As aerospace firms grow increasingly concerned about the prospects of a shrinking workforce, Congress is now considering legislation aimed at getting more women into the field.
U.S. Rep. Elizabeth Esty, D-5th District, one of the bill’s cosponsors, said the bill is focused on getting more teachers comfortable with discussing aerospace. Proponents hope this will get more girls interested in the subject at an early age.
“Frankly, we aren’t going to meet that workforce need unless we start bringing in a more diverse workforce, and that means starting with kids,” Esty said Tuesday.
According to a 2016 report from the Aviation Industries Association, 60.6 percent of the industry’s workforce was 46 or older, including 28.1 percent over the age of 56 and 3 percent over the age of 65.

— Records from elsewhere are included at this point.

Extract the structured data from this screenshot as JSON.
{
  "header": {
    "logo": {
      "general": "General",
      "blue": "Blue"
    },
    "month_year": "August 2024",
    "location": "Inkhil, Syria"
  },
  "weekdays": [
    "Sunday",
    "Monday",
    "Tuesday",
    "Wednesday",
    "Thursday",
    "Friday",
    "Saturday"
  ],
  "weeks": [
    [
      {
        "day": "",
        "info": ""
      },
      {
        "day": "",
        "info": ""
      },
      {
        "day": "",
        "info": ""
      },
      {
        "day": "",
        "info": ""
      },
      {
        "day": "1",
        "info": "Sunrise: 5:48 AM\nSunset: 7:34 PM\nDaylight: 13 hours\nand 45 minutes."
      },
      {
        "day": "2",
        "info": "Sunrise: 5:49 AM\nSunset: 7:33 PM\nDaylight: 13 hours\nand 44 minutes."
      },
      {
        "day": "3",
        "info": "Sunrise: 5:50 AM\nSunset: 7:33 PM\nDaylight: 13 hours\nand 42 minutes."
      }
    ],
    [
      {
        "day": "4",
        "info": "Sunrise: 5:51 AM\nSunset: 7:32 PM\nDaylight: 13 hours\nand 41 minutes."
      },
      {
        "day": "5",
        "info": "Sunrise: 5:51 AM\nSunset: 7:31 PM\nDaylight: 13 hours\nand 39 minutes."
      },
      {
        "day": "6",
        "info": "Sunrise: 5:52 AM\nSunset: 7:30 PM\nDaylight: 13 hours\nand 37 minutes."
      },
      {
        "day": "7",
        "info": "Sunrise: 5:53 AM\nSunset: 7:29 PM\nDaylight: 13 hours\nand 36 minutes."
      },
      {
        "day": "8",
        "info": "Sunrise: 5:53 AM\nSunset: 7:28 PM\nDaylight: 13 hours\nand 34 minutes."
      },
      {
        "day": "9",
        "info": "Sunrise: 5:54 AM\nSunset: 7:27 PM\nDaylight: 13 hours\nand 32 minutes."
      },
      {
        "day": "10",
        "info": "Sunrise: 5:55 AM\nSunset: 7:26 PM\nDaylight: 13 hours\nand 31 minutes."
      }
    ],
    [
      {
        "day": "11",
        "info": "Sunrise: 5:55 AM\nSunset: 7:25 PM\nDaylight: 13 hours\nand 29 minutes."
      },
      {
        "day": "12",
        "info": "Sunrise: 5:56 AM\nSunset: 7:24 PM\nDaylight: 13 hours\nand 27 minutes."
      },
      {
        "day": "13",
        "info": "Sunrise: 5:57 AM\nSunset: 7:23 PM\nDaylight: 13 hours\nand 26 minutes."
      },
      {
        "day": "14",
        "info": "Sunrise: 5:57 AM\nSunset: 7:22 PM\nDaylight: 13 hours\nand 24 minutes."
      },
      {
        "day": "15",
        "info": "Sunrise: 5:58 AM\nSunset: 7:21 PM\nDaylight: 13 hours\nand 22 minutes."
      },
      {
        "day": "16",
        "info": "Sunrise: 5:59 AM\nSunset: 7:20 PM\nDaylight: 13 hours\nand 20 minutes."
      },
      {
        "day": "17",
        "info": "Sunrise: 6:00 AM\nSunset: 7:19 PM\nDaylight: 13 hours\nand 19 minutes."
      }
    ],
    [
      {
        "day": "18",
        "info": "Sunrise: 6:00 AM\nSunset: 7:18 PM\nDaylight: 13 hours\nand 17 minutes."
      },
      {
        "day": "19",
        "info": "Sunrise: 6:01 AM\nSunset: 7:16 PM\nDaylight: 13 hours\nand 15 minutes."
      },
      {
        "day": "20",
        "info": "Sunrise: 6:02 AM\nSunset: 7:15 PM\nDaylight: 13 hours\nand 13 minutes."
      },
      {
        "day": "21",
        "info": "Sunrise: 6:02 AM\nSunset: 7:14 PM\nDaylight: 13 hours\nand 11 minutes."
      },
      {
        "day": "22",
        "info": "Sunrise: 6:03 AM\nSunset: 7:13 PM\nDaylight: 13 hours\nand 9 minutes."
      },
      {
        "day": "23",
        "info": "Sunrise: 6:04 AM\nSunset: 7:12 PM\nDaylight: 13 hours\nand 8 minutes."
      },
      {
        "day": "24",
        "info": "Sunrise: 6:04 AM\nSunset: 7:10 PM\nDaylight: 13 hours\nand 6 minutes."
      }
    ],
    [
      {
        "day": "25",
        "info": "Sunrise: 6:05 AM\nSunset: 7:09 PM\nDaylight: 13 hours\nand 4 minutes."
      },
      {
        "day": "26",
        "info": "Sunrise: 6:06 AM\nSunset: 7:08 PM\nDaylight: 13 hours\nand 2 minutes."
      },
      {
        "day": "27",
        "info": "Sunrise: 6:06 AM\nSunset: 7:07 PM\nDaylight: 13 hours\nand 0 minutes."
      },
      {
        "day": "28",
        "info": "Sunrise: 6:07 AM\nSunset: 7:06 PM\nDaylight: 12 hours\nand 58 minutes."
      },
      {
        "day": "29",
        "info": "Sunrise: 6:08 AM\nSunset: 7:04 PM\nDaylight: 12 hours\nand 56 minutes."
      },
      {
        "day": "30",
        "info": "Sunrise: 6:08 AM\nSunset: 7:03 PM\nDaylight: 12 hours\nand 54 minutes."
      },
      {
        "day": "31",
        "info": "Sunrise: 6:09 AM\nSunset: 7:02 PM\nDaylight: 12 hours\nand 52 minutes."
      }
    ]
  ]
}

Nationwide, not as many students today are graduating with degrees in aerospace engineering and other science fields , leaving employers concerned that they won’t be able to replace workers who retire.
Esty, whose district includes Meriden and Cheshire, said the way to reverse this trend is to get students more interested in aerospace engineering earlier because the subject is complicated. Girls in particular need to be targeted.
Studies have found that boys are more interested and excel in math and science at earlier ages, while girls do well in English and language arts.
The proposal, cosponsored by Rep. Steve Knight, R-California and introduced Monday, looks to get teachers more comfortable talking about aerospace.
“Creating a large and diverse pool of talent for our aerospace industry just makes sense,” Knight said in a press release. “When we engage girls at a young age and show them the possibilities of careers in STEM fields, it sparks a lifelong passion for science and discovery.
Esty said studies have found that girls are more drawn to subjects if they perceive that their teachers are interested in and comfortable with the curriculum.
To accomplish this goal, the bill encourages colleges and universities that apply for grants under the Robert Noyce Fellowship program to include aerospace education into their training for aspiring teachers. This includes access to engineering work and opportunities with the National Laboratories and NASA centers.
Additionally, the bill directs NASA to strengthen the promotion of its internship and fellowship programs for women. It builds on legislation that President Donald Trump in February this year that sought to bolster those NASA programs by requiring that the agency’s administration support them.